|M.Sc Student||Chait Berman Karen|
|Subject||Global Architecture of the Neural-Immune Network in the|
|Department||Department of Medicine||Supervisor||Professor Shai Shen-Orr|
|Full Thesis text|
The immune system is composed of a complex set of molecular, cellular, and organismal networks that act in coordination to promote effective host defense from potential harm caused by infection, tissue injury or damage. Immune response is influenced by external factors and signals of the local microenvironment, the endocrine system and the nervous system. The nervous system initiates an immune-modulatory response through different nerve pathways releasing neurotransmitters, neuropeptides and neuro-hormones that bind to their respective receptors expressed on the surface of immune cells.
Though a large number of neuronal signaling molecules are known, only a small fraction has been investigated with respect to how they may mediate the complex response of the immune system. Neuronal signals are communication mediators that can be released by neuronal and non-neuronal cells from different systems and with differing outcomes. Therefore, reviewing the neuronal signals effect on the immune system in a systemic manner will allow to understand how widespread and biologically important are neuronal-immune interactions in the regulation of immune homeostasis.
Here we analyzed public murine gene expression data of 170 sorted cell types across the entire hematopoietic lineage from 19 lymphoid organs and other tissues in the periphery in steady state conditions.
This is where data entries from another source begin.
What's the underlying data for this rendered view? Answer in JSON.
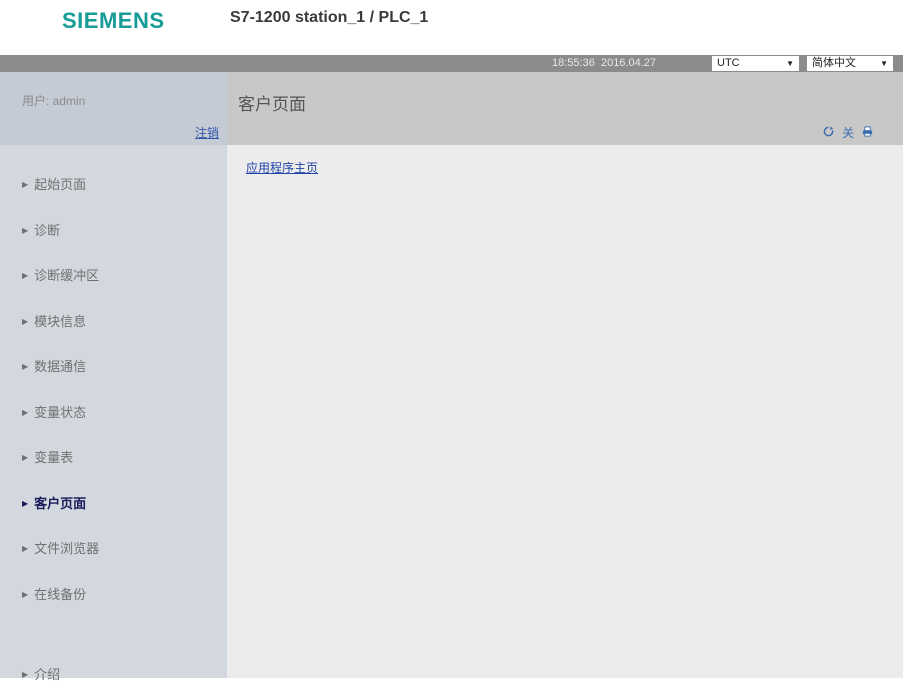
{
  "header": {
    "logo": "SIEMENS",
    "station": "S7-1200 station_1 / PLC_1"
  },
  "topbar": {
    "time": "18:55:36",
    "date": "2016.04.27",
    "timezone": "UTC",
    "language": "简体中文"
  },
  "user": {
    "label": "用户: admin",
    "logout": "注销"
  },
  "nav": {
    "items": [
      {
        "label": "起始页面"
      },
      {
        "label": "诊断"
      },
      {
        "label": "诊断缓冲区"
      },
      {
        "label": "模块信息"
      },
      {
        "label": "数据通信"
      },
      {
        "label": "变量状态"
      },
      {
        "label": "变量表"
      },
      {
        "label": "客户页面",
        "active": true
      },
      {
        "label": "文件浏览器"
      },
      {
        "label": "在线备份"
      },
      {
        "label": "介绍"
      }
    ]
  },
  "page": {
    "title": "客户页面",
    "link": "应用程序主页"
  },
  "icons": {
    "refresh": "refresh-icon",
    "off": "关",
    "print": "print-icon"
  },
  "colors": {
    "brand": "#179c98",
    "sidebar": "#d3d7de",
    "topbar": "#8b8b8b"
  }
}
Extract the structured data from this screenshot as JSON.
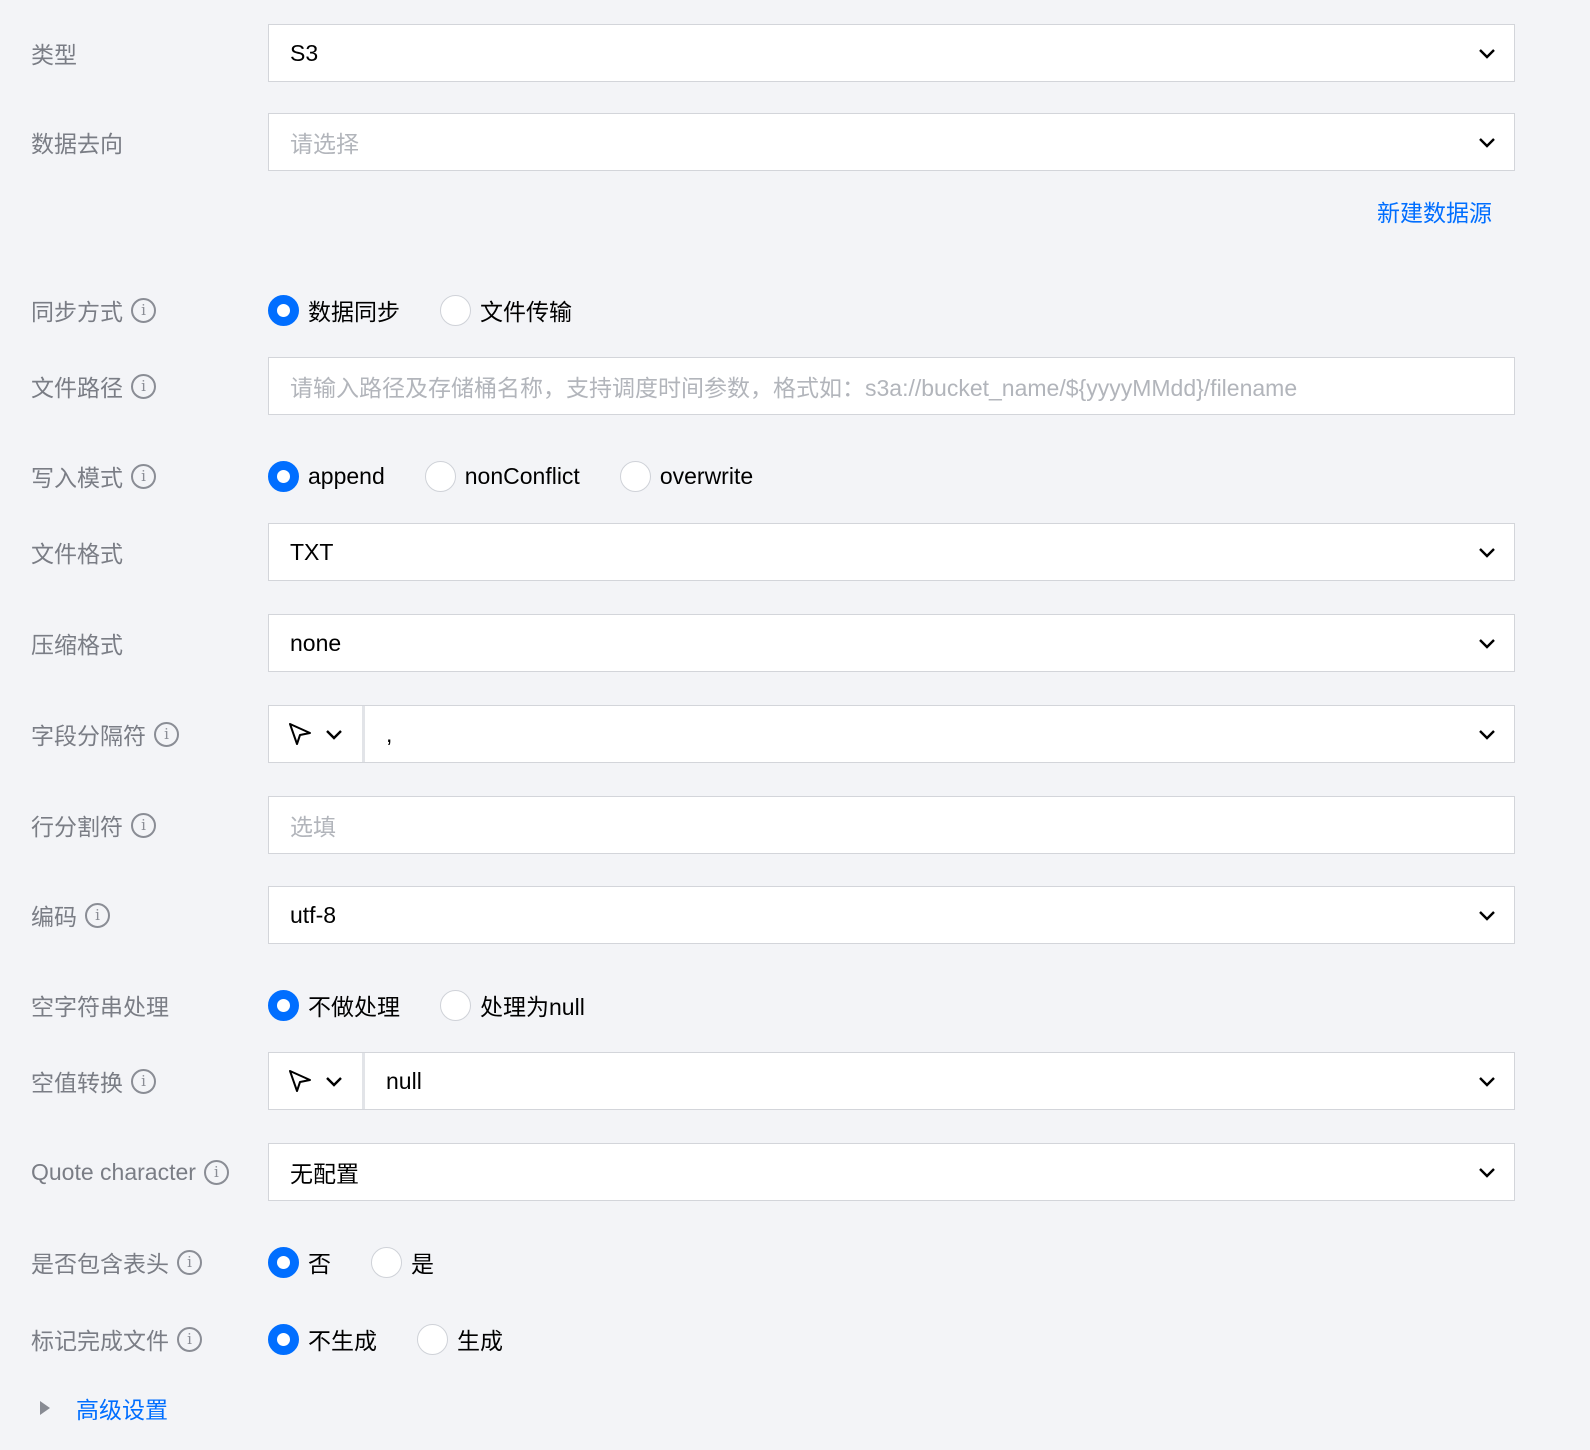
{
  "type": {
    "label": "类型",
    "value": "S3"
  },
  "destination": {
    "label": "数据去向",
    "placeholder": "请选择",
    "new_source_link": "新建数据源"
  },
  "sync_mode": {
    "label": "同步方式",
    "options": [
      "数据同步",
      "文件传输"
    ],
    "selected": 0
  },
  "file_path": {
    "label": "文件路径",
    "placeholder": "请输入路径及存储桶名称，支持调度时间参数，格式如：s3a://bucket_name/${yyyyMMdd}/filename"
  },
  "write_mode": {
    "label": "写入模式",
    "options": [
      "append",
      "nonConflict",
      "overwrite"
    ],
    "selected": 0
  },
  "file_format": {
    "label": "文件格式",
    "value": "TXT"
  },
  "compression": {
    "label": "压缩格式",
    "value": "none"
  },
  "field_delimiter": {
    "label": "字段分隔符",
    "value": ","
  },
  "line_delimiter": {
    "label": "行分割符",
    "placeholder": "选填"
  },
  "encoding": {
    "label": "编码",
    "value": "utf-8"
  },
  "empty_string": {
    "label": "空字符串处理",
    "options": [
      "不做处理",
      "处理为null"
    ],
    "selected": 0
  },
  "null_convert": {
    "label": "空值转换",
    "value": "null"
  },
  "quote_char": {
    "label": "Quote character",
    "value": "无配置"
  },
  "has_header": {
    "label": "是否包含表头",
    "options": [
      "否",
      "是"
    ],
    "selected": 0
  },
  "done_file": {
    "label": "标记完成文件",
    "options": [
      "不生成",
      "生成"
    ],
    "selected": 0
  },
  "advanced": {
    "label": "高级设置"
  },
  "colors": {
    "accent": "#006eff",
    "label": "#7a7d85",
    "border": "#d3d5da",
    "background": "#f3f4f7"
  },
  "icons": [
    "info-icon",
    "chevron-down-icon",
    "cursor-icon",
    "caret-right-icon"
  ]
}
We mapped the landscape of neuro-receptors on immune cells at high resolution identifying comprehensive signaling to all immune cell types occurring with high specificity between the neuronal signal and the target lineage. Furthermore, we observed co-expression relations between neuro-receptors with lineage specific expression and function, suggesting a coordinated network of neuro-receptors activated simultaneously and functioning in shared processes.
We constructed communication networks per tissue mapping interactions between cells expressing the neuronal ligand and cells expressing their receptors, allowing to decipher the architecture of neuro-immune-stromal interactions in a tissue dependent manner. We noticed that immune cells in the thymus are highly connected by neuronal signals to stromal cells, indicating that stromal cells are key regulators of the immune system in the thymus. We also identified the effect of neuronal signals in the immune intrinsic communication and were able to reconstruct a correct ordering of hematopoiesis based solely on neuro-receptor expression patterns on cells, suggesting that they play a yet unappreciated role in hematopoiesis. Collectively, these findings suggest that the alphabet vocabulary of immune regulation should be expanded to include neuronal signals.
This systems-level bioinformatics analysis provides a resource for studying the neural signaling effects on immune regulation and reveal novel targets with potent effect on the immune system.